Investment: Cadbury weighs up acquisition or payout
Thursday 25 February 1999
Cadbury is set to receive pounds 1.1bn from the sale of its non-US soft drinks brands to Coca-Cola - should the deal be approved by the regulatory authorities - and will dispose of pounds 500m of bottling assets.
Announcing an 11 per cent rise in underlying full-year profits to pounds 609m, John Sunderland, chief executive, said he would like to expand the group's confectionery operations with a deal but denied the company had looked at Hershey, the US chocolate giant.
"I saw the speculation but it is news to me. We have not held talks," he said.
However, analysts say a deal with Hershey would have compelling commercial logic. Cadbury Schweppes admits its balance sheet is underleveraged and one of its stated aims is to be a global player in the confectionery market.
Hershey is a huge player in the US and Canada but has little else in other markets. Cadbury, on the other hand, is dominant in Britain and has operations in Canada and emerging markets but virtually no representation in the US, the world's largest confectionery market.
Although the Hershey foundation controls a major stake in Hershey it would prove a more accessible target than Mars, the privately controlled group which is the only other major US confectionery company.
Buying anything else would make little sense as the Cadbury brand is licensed to Hershey in perpetuity in a deal only the American company can change.
A merger of the Hershey and Cadbury chocolate operations could provide a solution and the lack of a share buy-back yesterday could suggest the company is keeping its powder dry for a move later this year.
One analyst said: "They would like to expand their chocolate business but they have the same problems as Unilever, prices are just too high. If nothing changes the money will be coming back to shareholders."
That would please investors who have seen Cadbury's shares outperform the market by 48 per cent in the last two years.

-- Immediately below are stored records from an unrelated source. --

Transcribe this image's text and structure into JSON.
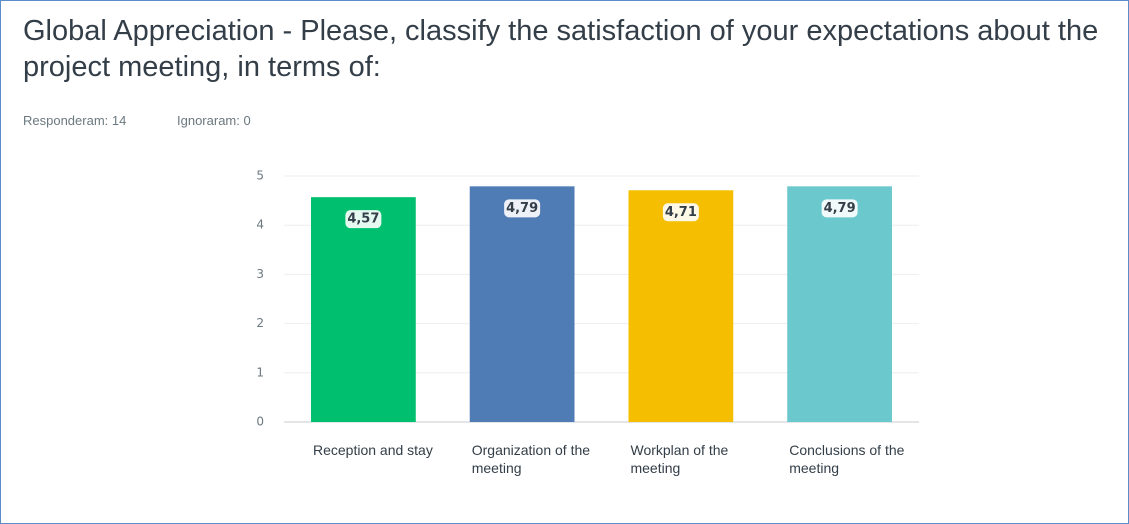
{
  "chart_data": {
    "type": "bar",
    "title": "Global Appreciation - Please, classify the satisfaction of your expectations about the project meeting, in terms of:",
    "stats": [
      "Responderam: 14",
      "Ignoraram: 0"
    ],
    "categories": [
      "Reception and stay",
      "Organization of the meeting",
      "Workplan of the meeting",
      "Conclusions of the meeting"
    ],
    "values": [
      4.57,
      4.79,
      4.71,
      4.79
    ],
    "value_labels": [
      "4,57",
      "4,79",
      "4,71",
      "4,79"
    ],
    "colors": [
      "#00bf6f",
      "#507cb6",
      "#f5be00",
      "#6bc8cd"
    ],
    "ylim": [
      0,
      5
    ],
    "yticks": [
      0,
      1,
      2,
      3,
      4,
      5
    ],
    "grid": true
  }
}
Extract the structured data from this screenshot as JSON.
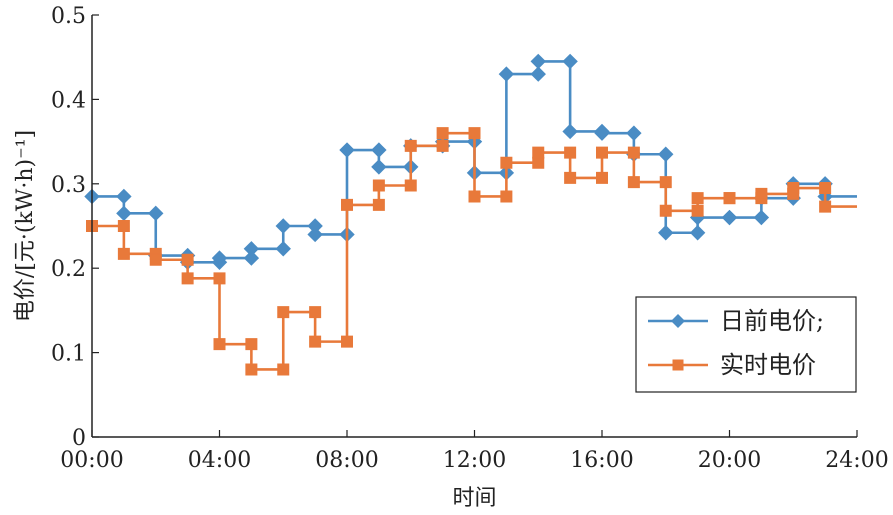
{
  "chart_data": {
    "type": "line",
    "step": true,
    "xlabel": "时间",
    "ylabel": "电价/[元·(kW·h)⁻¹]",
    "xlim": [
      0,
      24
    ],
    "ylim": [
      0,
      0.5
    ],
    "x_ticks": [
      0,
      4,
      8,
      12,
      16,
      20,
      24
    ],
    "x_tick_labels": [
      "00:00",
      "04:00",
      "08:00",
      "12:00",
      "16:00",
      "20:00",
      "24:00"
    ],
    "y_ticks": [
      0,
      0.1,
      0.2,
      0.3,
      0.4,
      0.5
    ],
    "y_tick_labels": [
      "0",
      "0.1",
      "0.2",
      "0.3",
      "0.4",
      "0.5"
    ],
    "grid": false,
    "legend_position": "bottom-right",
    "x": [
      0,
      1,
      2,
      3,
      4,
      5,
      6,
      7,
      8,
      9,
      10,
      11,
      12,
      13,
      14,
      15,
      16,
      17,
      18,
      19,
      20,
      21,
      22,
      23
    ],
    "series": [
      {
        "name": "日前电价;",
        "color": "#4a8cc4",
        "marker": "diamond",
        "values": [
          0.285,
          0.265,
          0.215,
          0.207,
          0.212,
          0.223,
          0.25,
          0.24,
          0.34,
          0.32,
          0.345,
          0.35,
          0.313,
          0.43,
          0.445,
          0.362,
          0.36,
          0.335,
          0.242,
          0.26,
          0.26,
          0.283,
          0.3,
          0.285
        ]
      },
      {
        "name": "实时电价",
        "color": "#e8793a",
        "marker": "square",
        "values": [
          0.25,
          0.217,
          0.21,
          0.188,
          0.11,
          0.08,
          0.148,
          0.113,
          0.275,
          0.298,
          0.345,
          0.36,
          0.285,
          0.325,
          0.337,
          0.307,
          0.337,
          0.302,
          0.268,
          0.283,
          0.283,
          0.288,
          0.295,
          0.273
        ]
      }
    ]
  }
}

Elsewhere the business has performed solidly in the face of difficult markets, particularly in Russia where Cadbury has been forced to write down the value of its assets by pounds 68m. Losses there have been held at pounds 16m although there is no sign of a recovery.
In soft drinks, Dr Pepper is outperforming the market but Seven-Up is still losing volume.
New bottling agreements should ensure the brands enjoy quality distribution, the company says.
On full year forecasts of pounds 660m Cadbury Schweppes shares - down 34.5p at 1000p - trade on a forward rating of 24, which appears well up with events.
As one analyst says: "The shares have had a good run and it is difficult to see them making much progress in the short term."